Au final, le quintet espagnol nous octroie une œuvre à la fois solaire, intrigante et romanesque, jouissant d'une ingénierie du son de bon aloi. Diversifié sur les plans atmosphérique et rythmique, le méfait l'est en revanche bien moins concernant ses lignes de chant, la belle monopolisant le micro durant la majeure partie de la traversée. D'aucuns auraient sans doute espéré des exercices de style plus variés qu'ils n'apparaissent, fresques, instrumentaux et autres duos manquant à l'appel. Encore trop proche de ses modèles identificatoires pour apposer une réelle signature artistique à son propos, le groupe devra également consentir à l'une ou l'autre prise de risque pour se démarquer de ses challengers, toujours plus nombreux à affluer. Bref, un fringant mais si classique effort généré par le combo ibérique, néanmoins susceptible de le compter parmi les espoirs à ne pas mésestimer de ce registre metal...
Note : 12,5/20
Merci à toi! Je comprends tes réserves concernant la capacité de la chanteuse à nous embarquer plus que cela dans son univers, et parfois quelques faussetés ne sont pas à exclure non plus, j'en conviens.
En fait, ce sont surtout ses médiums, qui me rappellent étrangement ceux d' Helena Michaelsen d'Imperia, qui m'avaient interpelé, même s'il est encore prématuré pour elle d'égaler le niveau d'interprétation de la frontwoman de l'illustre groupe néerlandais. A voir si les progrès tant attendus seront de la partie sur leur prochain opus...
Oui c'est vraiment ça! J'ai grincé des dents sur quelques notes! C'est dommage car à cause de ça je n'arrive pas à rentrer pleinement dedans!
Concernant Imperia, je ne connais pas, je vais donc écouter ça.
Maintenant il est clair que la chanteuse doit s'améliorer sinon je crains que ça va être difficile pour ce groupe de se démarquer
Imperia est un groupe de metal symphonique de renom, que je suis depuis ses premiers albums, et dont le répertoire pourrait te plaire. Perso, j'aurais un petit faible pour l'album "Queen of Light", sorti en 2007, avec notamment l'ensorcelante ballade "Abyssum", magistralement interprétée par Helena. Difficile, dans ces conditions, pour Leticia de se mesurer à elle, mais elle doit persévérer pour s'améliorer et permettre ainsi au groupe de ne pas rester dans l'ombre trop longtemps.

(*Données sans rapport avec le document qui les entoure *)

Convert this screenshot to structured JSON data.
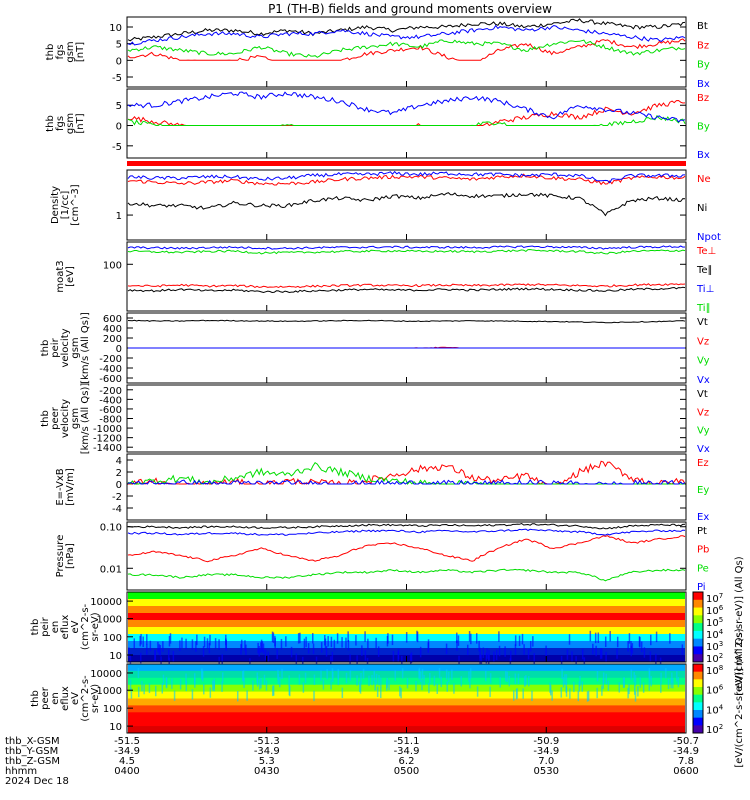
{
  "title": "P1 (TH-B) fields and ground moments overview",
  "colors": {
    "black": "#000000",
    "red": "#ff0000",
    "green": "#00dd00",
    "blue": "#0000ff"
  },
  "chart_data": [
    {
      "type": "line",
      "ylabel": [
        "thb",
        "fgs",
        "gsm",
        "[nT]"
      ],
      "yticks": [
        "10",
        "5",
        "0",
        "-5"
      ],
      "ylim": [
        -8,
        13
      ],
      "series": [
        {
          "name": "Bt",
          "color": "#000000",
          "values": [
            6,
            7,
            8,
            9,
            9,
            8,
            9,
            8,
            9,
            10,
            9,
            10,
            10,
            11,
            11,
            10,
            11,
            12,
            11,
            10,
            10,
            11
          ]
        },
        {
          "name": "Bz",
          "color": "#ff0000",
          "values": [
            1,
            2,
            0,
            -1,
            0,
            1,
            -2,
            -3,
            0,
            2,
            3,
            4,
            1,
            -1,
            3,
            5,
            2,
            4,
            6,
            4,
            5,
            6
          ]
        },
        {
          "name": "By",
          "color": "#00dd00",
          "values": [
            3,
            4,
            3,
            2,
            2,
            4,
            2,
            1,
            3,
            4,
            5,
            4,
            6,
            5,
            5,
            3,
            5,
            6,
            4,
            2,
            3,
            4
          ]
        },
        {
          "name": "Bx",
          "color": "#0000ff",
          "values": [
            5,
            6,
            7,
            8,
            8,
            7,
            8,
            8,
            9,
            8,
            7,
            7,
            8,
            9,
            10,
            9,
            10,
            9,
            8,
            7,
            6,
            7
          ]
        }
      ]
    },
    {
      "type": "line",
      "ylabel": [
        "thb",
        "fgs",
        "gsm",
        "[nT]"
      ],
      "yticks": [
        "5",
        "0",
        "-5"
      ],
      "ylim": [
        -8,
        9
      ],
      "series": [
        {
          "name": "Bz",
          "color": "#ff0000",
          "values": [
            2,
            1,
            0,
            -1,
            -2,
            -3,
            -4,
            -6,
            -5,
            -3,
            -1,
            0,
            -2,
            -1,
            1,
            2,
            3,
            2,
            4,
            3,
            5,
            6
          ]
        },
        {
          "name": "By",
          "color": "#00dd00",
          "values": [
            1,
            0,
            -1,
            -1,
            -2,
            -1,
            0,
            -1,
            -2,
            -3,
            -4,
            -3,
            -2,
            0,
            1,
            -2,
            -5,
            -1,
            0,
            1,
            2,
            1
          ]
        },
        {
          "name": "Bx",
          "color": "#0000ff",
          "values": [
            5,
            5,
            6,
            7,
            8,
            7,
            8,
            7,
            6,
            4,
            3,
            5,
            6,
            7,
            6,
            4,
            2,
            5,
            4,
            3,
            2,
            1
          ]
        }
      ]
    },
    {
      "type": "line",
      "ylabel": [
        "Density",
        "[1/cc]",
        "[cm^-3]"
      ],
      "yticks": [
        "1"
      ],
      "ylim": [
        0.5,
        3.5
      ],
      "series": [
        {
          "name": "Ne",
          "color": "#ff0000",
          "values": [
            2.6,
            2.5,
            2.4,
            2.5,
            2.6,
            2.4,
            2.4,
            2.5,
            2.7,
            2.8,
            2.9,
            2.9,
            2.8,
            2.7,
            2.9,
            3.0,
            2.8,
            2.7,
            2.4,
            2.8,
            2.9,
            2.8
          ]
        },
        {
          "name": "Ni",
          "color": "#000000",
          "values": [
            1.4,
            1.3,
            1.3,
            1.2,
            1.4,
            1.3,
            1.3,
            1.5,
            1.6,
            1.5,
            1.7,
            1.6,
            1.8,
            1.7,
            1.7,
            1.8,
            1.7,
            1.6,
            1.0,
            1.5,
            1.6,
            1.5
          ]
        },
        {
          "name": "Npot",
          "color": "#0000ff",
          "values": [
            2.9,
            2.8,
            2.8,
            2.9,
            2.9,
            2.7,
            2.8,
            3.0,
            3.1,
            3.1,
            3.2,
            3.1,
            3.2,
            3.1,
            3.1,
            3.0,
            3.1,
            3.0,
            2.5,
            3.0,
            3.0,
            3.0
          ]
        }
      ]
    },
    {
      "type": "line",
      "ylabel": [
        "moat3",
        "[eV]"
      ],
      "yticks": [
        "100"
      ],
      "ylim": [
        10,
        300
      ],
      "series": [
        {
          "name": "Te⊥",
          "color": "#ff0000",
          "values": [
            35,
            34,
            36,
            34,
            35,
            33,
            33,
            34,
            35,
            36,
            35,
            35,
            36,
            35,
            36,
            37,
            36,
            35,
            34,
            36,
            37,
            38
          ]
        },
        {
          "name": "Te∥",
          "color": "#000000",
          "values": [
            28,
            27,
            29,
            27,
            28,
            26,
            26,
            27,
            28,
            29,
            28,
            28,
            29,
            28,
            29,
            30,
            29,
            28,
            27,
            29,
            30,
            31
          ]
        },
        {
          "name": "Ti⊥",
          "color": "#0000ff",
          "values": [
            230,
            225,
            220,
            228,
            232,
            222,
            220,
            226,
            230,
            232,
            235,
            230,
            232,
            228,
            234,
            240,
            236,
            230,
            220,
            232,
            236,
            240
          ]
        },
        {
          "name": "Ti∥",
          "color": "#00dd00",
          "values": [
            190,
            185,
            180,
            188,
            192,
            175,
            178,
            182,
            188,
            190,
            195,
            188,
            190,
            186,
            192,
            198,
            194,
            188,
            170,
            190,
            194,
            198
          ]
        }
      ]
    },
    {
      "type": "line",
      "ylabel": [
        "thb",
        "peir",
        "velocity",
        "gsm",
        "[km/s (All Qs)]"
      ],
      "yticks": [
        "600",
        "400",
        "200",
        "0",
        "-200",
        "-400",
        "-600"
      ],
      "ylim": [
        -700,
        700
      ],
      "series": [
        {
          "name": "Vt",
          "color": "#000000",
          "values": [
            550,
            540,
            540,
            550,
            545,
            540,
            535,
            540,
            545,
            550,
            540,
            535,
            540,
            545,
            540,
            535,
            530,
            520,
            510,
            520,
            530,
            540
          ]
        },
        {
          "name": "Vz",
          "color": "#ff0000",
          "values": [
            -30,
            -20,
            -10,
            -20,
            -30,
            -10,
            -20,
            -40,
            -20,
            -10,
            -30,
            0,
            10,
            -10,
            -20,
            -30,
            -40,
            -20,
            -10,
            -30,
            -50,
            -40
          ]
        },
        {
          "name": "Vy",
          "color": "#00dd00",
          "values": [
            -40,
            -50,
            -60,
            -40,
            -30,
            -50,
            -60,
            -40,
            -30,
            -50,
            -40,
            -60,
            -30,
            -40,
            -50,
            -80,
            -60,
            -50,
            -150,
            -80,
            -60,
            -100
          ]
        },
        {
          "name": "Vx",
          "color": "#0000ff",
          "values": [
            -520,
            -530,
            -525,
            -520,
            -530,
            -535,
            -530,
            -525,
            -530,
            -535,
            -530,
            -525,
            -530,
            -535,
            -540,
            -530,
            -525,
            -540,
            -560,
            -530,
            -520,
            -510
          ]
        }
      ]
    },
    {
      "type": "line",
      "ylabel": [
        "thb",
        "peer",
        "velocity",
        "gsm",
        "[km/s (All Qs)]"
      ],
      "yticks": [
        "-200",
        "-400",
        "-600",
        "-800",
        "-1000",
        "-1200",
        "-1400"
      ],
      "ylim": [
        -1500,
        -100
      ],
      "series": [
        {
          "name": "Vt",
          "color": "#000000",
          "values": []
        },
        {
          "name": "Vz",
          "color": "#ff0000",
          "values": []
        },
        {
          "name": "Vy",
          "color": "#00dd00",
          "values": []
        },
        {
          "name": "Vx",
          "color": "#0000ff",
          "values": []
        }
      ]
    },
    {
      "type": "line",
      "ylabel": [
        "E=-VxB",
        "[mV/m]"
      ],
      "yticks": [
        "4",
        "2",
        "0",
        "-2",
        "-4"
      ],
      "ylim": [
        -6,
        5
      ],
      "series": [
        {
          "name": "Ez",
          "color": "#ff0000",
          "values": [
            0,
            0.5,
            -0.5,
            0,
            0.3,
            -0.2,
            0.5,
            0.2,
            0,
            0.5,
            1.5,
            2.5,
            3.0,
            1.0,
            0.5,
            1.5,
            -1.0,
            2.0,
            3.5,
            1.0,
            0,
            0.5
          ]
        },
        {
          "name": "Ey",
          "color": "#00dd00",
          "values": [
            0,
            0.5,
            1.0,
            0.2,
            1.0,
            2.0,
            1.5,
            3.0,
            2.0,
            1.0,
            0.5,
            0.2,
            -0.5,
            0.5,
            -1.5,
            -1.0,
            -2.0,
            -2.0,
            -3.5,
            -1.5,
            -1.0,
            -0.5
          ]
        },
        {
          "name": "Ex",
          "color": "#0000ff",
          "values": [
            0,
            0,
            0.1,
            0,
            0,
            0.1,
            0,
            0,
            0,
            0,
            0,
            0.1,
            0,
            0,
            0,
            0.1,
            0,
            0,
            -0.2,
            0,
            0,
            0
          ]
        }
      ]
    },
    {
      "type": "line",
      "ylabel": [
        "Pressure",
        "[nPa]"
      ],
      "yticks": [
        "0.10",
        "0.01"
      ],
      "ylim": [
        0.003,
        0.13
      ],
      "series": [
        {
          "name": "Pt",
          "color": "#000000",
          "values": [
            0.1,
            0.1,
            0.095,
            0.1,
            0.1,
            0.095,
            0.095,
            0.1,
            0.105,
            0.11,
            0.11,
            0.105,
            0.11,
            0.105,
            0.11,
            0.115,
            0.11,
            0.105,
            0.09,
            0.105,
            0.11,
            0.11
          ]
        },
        {
          "name": "Pb",
          "color": "#ff0000",
          "values": [
            0.02,
            0.025,
            0.02,
            0.015,
            0.02,
            0.03,
            0.02,
            0.015,
            0.02,
            0.035,
            0.04,
            0.03,
            0.02,
            0.015,
            0.03,
            0.05,
            0.03,
            0.04,
            0.06,
            0.04,
            0.05,
            0.06
          ]
        },
        {
          "name": "Pe",
          "color": "#00dd00",
          "values": [
            0.007,
            0.007,
            0.006,
            0.007,
            0.007,
            0.006,
            0.006,
            0.007,
            0.008,
            0.008,
            0.009,
            0.008,
            0.009,
            0.008,
            0.009,
            0.009,
            0.008,
            0.008,
            0.005,
            0.008,
            0.009,
            0.009
          ]
        },
        {
          "name": "Pi",
          "color": "#0000ff",
          "values": [
            0.07,
            0.07,
            0.065,
            0.07,
            0.07,
            0.065,
            0.065,
            0.07,
            0.075,
            0.08,
            0.08,
            0.075,
            0.08,
            0.075,
            0.08,
            0.085,
            0.08,
            0.075,
            0.065,
            0.075,
            0.08,
            0.08
          ]
        }
      ]
    },
    {
      "type": "heatmap",
      "ylabel": [
        "thb",
        "peir",
        "en",
        "eflux",
        "eV",
        "(cm^2-s-",
        "sr-eV)"
      ],
      "yticks": [
        "10000",
        "1000",
        "100",
        "10"
      ],
      "colorbar_ticks": [
        "10^7",
        "10^6",
        "10^5",
        "10^4",
        "10^3",
        "10^2"
      ],
      "colorbar_label": "[eV/(cm^2-s-sr-eV)] (All Qs)"
    },
    {
      "type": "heatmap",
      "ylabel": [
        "thb",
        "peer",
        "en",
        "eflux",
        "eV",
        "(cm^2-s-",
        "sr-eV)"
      ],
      "yticks": [
        "10000",
        "1000",
        "100",
        "10"
      ],
      "colorbar_ticks": [
        "10^8",
        "10^6",
        "10^4",
        "10^2"
      ],
      "colorbar_label": "[eV/(cm^2-s-sr-eV)] (All Qs)"
    }
  ],
  "x_axis": {
    "rows": [
      {
        "label": "thb_X-GSM",
        "values": [
          "-51.5",
          "-51.3",
          "-51.1",
          "-50.9",
          "-50.7"
        ]
      },
      {
        "label": "thb_Y-GSM",
        "values": [
          "-34.9",
          "-34.9",
          "-34.9",
          "-34.9",
          "-34.9"
        ]
      },
      {
        "label": "thb_Z-GSM",
        "values": [
          "4.5",
          "5.3",
          "6.2",
          "7.0",
          "7.8"
        ]
      },
      {
        "label": "hhmm",
        "values": [
          "0400",
          "0430",
          "0500",
          "0530",
          "0600"
        ]
      }
    ],
    "date": "2024 Dec 18"
  }
}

Pour ma part je suis désolé mais cette chanteuse chante si faux tout le long que je n'ai franchement réussi à écouter ce disque, j'ai finis par seulement le parcourir de ci de là en travers et il en ressort que c'est dommage d'avoir une telle chanteuse parce qu'il y a un petit potentiel dans le reste du groupe....mais bon pour les morceaux que j'ai réussi à écouter en entier c'était pas dingue dingue non plus et assez décousu même si certains passages sont biens. Pour moi pour l'instant ce sera dans la case "si ils passaient dans mon quartier je vais les voir en live, sinon sur album c'est niet".